If you are an employee of the federal government, you have the option of opting for a TSP (Thrift Savings Plan) or a 401K. Both are viable options for your retirement, but knowing which one is better can help you make the choice that’s right for you.
For Federal Government employees, a TSP may be a better option. It lacks investment opportunities, but it pairs with the FERS pension for a bigger retirement fund in the future. A TSP can be a traditional or Roth plan. Both options have fewer fees, and better withdrawal options than a 401K and the Federal Government matches 5% towards a TSP.
If you’re unsure whether you’re better suited for a TSP or a 401K, this article is here to help. Below, you will discover the similarities and differences between these two defined contribution plans so you can make a decision you’re satisfied with for your future.
Is TSP Better Than 401K?
It’s not a cut-and-dry and answer regarding which defined contribution plan is “better”. It is more important to know the facts about each option before making a decision. Keep reading to find out more information about the finer details of each plan.
Type of Defined Contribution Plan
A TSP and a 401K are very similar. Both are designed to contribute a set amount of money to your retirement. TSPs and 401Ks both offer traditional and Roth options.
- TSP Traditional – In this situation, you can contribute to your retirement before taxes are taken from your paycheck. However, taxes will be applied and taken from future withdrawals. This option provides a tax break.
- TSP Roth – With a Roth plan, you pay taxes upfront, so you do not have to pay future taxes during retirement.
Tip: If you do not know which type of TSP is right for you, here is a handy comparison calculator that can help.
A TSP also works with a FERS pension, which means more money in your pocket for retirement.
Both a TSP and 401K have the same contribution limit total: $26,000. This is due to an original $19,500 plus an extra $6,500 for employees over 50. If you’re an active military member deployed in a combat zone, you can save up to $58,000.
Both TSP and 401K plans have fees: administrative and investment. However, one of the major differences between these plans is that a TSP has less expensive fees than a 401K, which could take anywhere from 0.5% to 2% depending on the business, provider, employees, etc.
Here’s a breakdown of fees.
- Administrative – This includes things such as operating and maintaining records, providing participant services, printing and mailing notices, and more. The cost is paid by forfeitures and fees combined.

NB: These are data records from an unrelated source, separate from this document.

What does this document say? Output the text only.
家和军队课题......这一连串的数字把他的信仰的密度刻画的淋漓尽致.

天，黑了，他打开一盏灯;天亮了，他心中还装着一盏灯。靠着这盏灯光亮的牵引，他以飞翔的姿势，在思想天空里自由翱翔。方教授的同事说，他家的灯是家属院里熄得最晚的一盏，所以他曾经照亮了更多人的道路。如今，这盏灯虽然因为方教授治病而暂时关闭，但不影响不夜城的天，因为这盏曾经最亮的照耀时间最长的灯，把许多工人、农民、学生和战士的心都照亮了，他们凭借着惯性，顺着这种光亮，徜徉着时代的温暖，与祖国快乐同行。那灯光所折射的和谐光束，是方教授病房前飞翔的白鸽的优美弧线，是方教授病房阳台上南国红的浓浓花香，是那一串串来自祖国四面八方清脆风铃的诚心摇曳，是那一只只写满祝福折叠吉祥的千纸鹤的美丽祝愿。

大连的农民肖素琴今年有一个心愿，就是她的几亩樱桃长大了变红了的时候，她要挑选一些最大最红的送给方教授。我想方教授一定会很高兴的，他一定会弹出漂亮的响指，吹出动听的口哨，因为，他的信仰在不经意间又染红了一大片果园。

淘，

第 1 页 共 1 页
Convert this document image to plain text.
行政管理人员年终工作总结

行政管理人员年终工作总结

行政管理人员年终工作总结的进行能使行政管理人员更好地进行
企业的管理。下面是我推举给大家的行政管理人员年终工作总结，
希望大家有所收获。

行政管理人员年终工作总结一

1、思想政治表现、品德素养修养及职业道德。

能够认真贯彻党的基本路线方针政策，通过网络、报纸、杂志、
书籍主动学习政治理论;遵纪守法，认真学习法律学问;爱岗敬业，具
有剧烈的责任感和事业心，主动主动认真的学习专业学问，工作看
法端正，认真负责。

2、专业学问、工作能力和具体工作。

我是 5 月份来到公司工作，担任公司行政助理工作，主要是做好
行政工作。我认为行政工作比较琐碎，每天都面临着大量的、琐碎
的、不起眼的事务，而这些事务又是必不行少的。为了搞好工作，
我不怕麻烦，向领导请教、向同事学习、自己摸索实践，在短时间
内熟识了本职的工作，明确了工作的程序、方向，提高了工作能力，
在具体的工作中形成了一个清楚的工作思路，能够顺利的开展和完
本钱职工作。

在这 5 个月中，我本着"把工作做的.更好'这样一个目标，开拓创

- Investment – This dee describes the amount necessary to pay for the investment managers.
To pay for the administrative and investment costs, TSP and 401K plans will take a reduction of one’s retirement funds. When it comes to a TSP plan, all participants have the same percentage based on the expense ratio: expenses divided by the amount in the fund.
Depending on the type of fund you choose (G, F, C, S, or I), you will pay anywhere from 0.049% to 0.055%, which is significantly lower than the 401K percentage.
Where the TSP falls short is investment options. While a 401K has many investment options ranging from fund families to emerging markets, a TSP has far fewer opportunities. If you are looking to do some complex investing, a 401K may be a better choice.
It’s not all bad for the TSP investment options, though. You still have the option of choosing between:
- Low-risk investment – government securities, fixed income funds
- Mid to high-risk investment – such as international funds and common stock
You may have heard of the term “matching” when it comes to your retirement fund. Well, the TSP tops a 401K when it comes to matching. That’s because the Federal Government will provide up to a 5% match for your retirement contribution.
A 401K, on the other hand, tends to be a bit less. Each company will provide its own matching limits, but the average is from 3% to 4.3%. Remember – some companies may even do less than 3%, which is not ideal.
Beginning in late September 2019, TSPs opened up an impressive amount of withdrawal options, including:
- Installment Payments – These can be made monthly, quarterly, or annually with a fixed dollar amount
- Single Withdrawal
- Annuity Purchase
- Combination of any three
After you retire, there is no limit to the number of withdrawals one can make to their TSP. However, withdrawals can only be made once every 30 calendar days.
Is TSP a good retirement plan?
A TSP (traditional or Roth) is an excellent retirement plan to set you up for financial security during retirement. There are many pros to going with a TSP over a 401K, one of the biggest being lower fees.
Is thrift savings plan the same as 401k?
Although they are highly similar, a TSP is not the same thing as a 401K. They have their subtle differences, and a TSP is only offered to employees of the Federal Government.
Why is TSP the best?
A TSP is simple, automatic, and has a high contribution limit with very few fees. If you are a Federal Government employee, a TSP is undeniably the best option with plenty of benefits over a 401K.
Why is TSP bad?
There aren’t many drawbacks to a TSP. The only potential reason it is “bad” is that once you pull the money out, it’s gone. As long as you are smart with this fund, it can be highly successful and provide you with a secure retirement.
A TSP and 401K are similar, but they have their distinct differences, too. If you are a Federal Government employee, a TSP is the better choice. It has lower fees, higher matching, and there are still many ways to customize it how you’d like with investments and withdrawal options.